AWS Incident Responder
Automated incident response where the runbook is a visual, version-controlled n8n workflow rather than glue code, with an LLM summarizing the incident in plain English.
/01Problem
Incident remediation logic buried in Lambda code is hard to read, hard to change, and invisible to anyone who is not the author. The aim was a runbook that is both automated and legible: a workflow a responder can read, reason about, and version-control.
It is the deliberate counterpart to an earlier Lambda-glued remediation project: same incident class, a visual runbook instead of code.
/02Approach
- A CloudWatch alarm on a target EC2 instance (CPU at or above 80% for two 5-minute periods) publishes to an SNS topic, delivered over HTTPS to n8n.
- The workflow confirms its own SNS subscription programmatically, then asks Claude Haiku for a plain-English incident summary and a recommended next step.
- It posts an incident card to Slack, reboots the instance via the EC2 API signed with SigV4, then waits and re-checks the alarm with DescribeAlarms to either resolve or escalate.
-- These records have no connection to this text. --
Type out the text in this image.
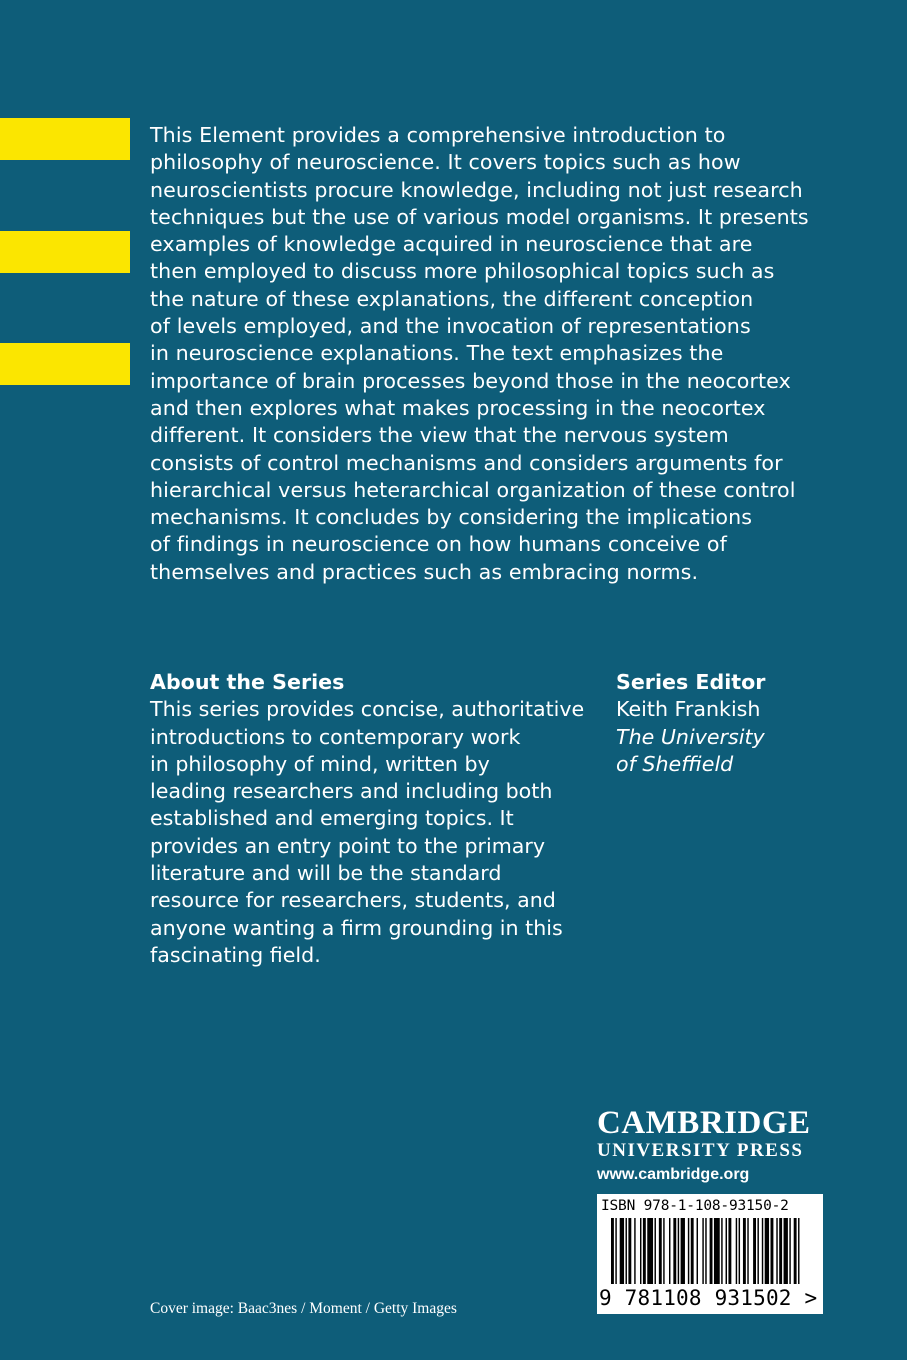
This Element provides a comprehensive introduction to
philosophy of neuroscience. It covers topics such as how
neuroscientists procure knowledge, including not just research
techniques but the use of various model organisms. It presents
examples of knowledge acquired in neuroscience that are
then employed to discuss more philosophical topics such as
the nature of these explanations, the different conception
of levels employed, and the invocation of representations
in neuroscience explanations. The text emphasizes the
importance of brain processes beyond those in the neocortex
and then explores what makes processing in the neocortex
different. It considers the view that the nervous system
consists of control mechanisms and considers arguments for
hierarchical versus heterarchical organization of these control
mechanisms. It concludes by considering the implications
of findings in neuroscience on how humans conceive of
themselves and practices such as embracing norms.

About the Series

This series provides concise, authoritative
introductions to contemporary work
in philosophy of mind, written by
leading researchers and including both
established and emerging topics. It
provides an entry point to the primary
literature and will be the standard
resource for researchers, students, and
anyone wanting a firm grounding in this
fascinating field.

Series Editor

Keith Frankish

The University

of Sheffield

CAMBRIDGE

UNIVERSITY PRESS

www.cambridge.org

ISBN 978-1-108-93150-2
9 781108 931502 >

Cover image: Baac3nes / Moment / Getty Images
- Remediation runs under a least-privilege IAM user scoped to RebootInstances on the single target ARN plus read-only enrichment.
/03Architecture
n8n runs on ECS Fargate behind an ALB with an ACM certificate on a Route 53 subdomain. Secrets are pulled from SSM SecureString parameters at task start, so nothing sensitive lives in Terraform state.
The whole stack is provisioned in Terraform and built to deploy, demo, and destroy for about a dollar a day.
/04Outcome
A self-healing incident loop that detects, explains, notifies, remediates, and verifies, with the entire decision path visible as a workflow diagram rather than opaque code.
Paired with an Azure counterpart built on Container Apps and Entra service principals to demonstrate the same pattern across clouds.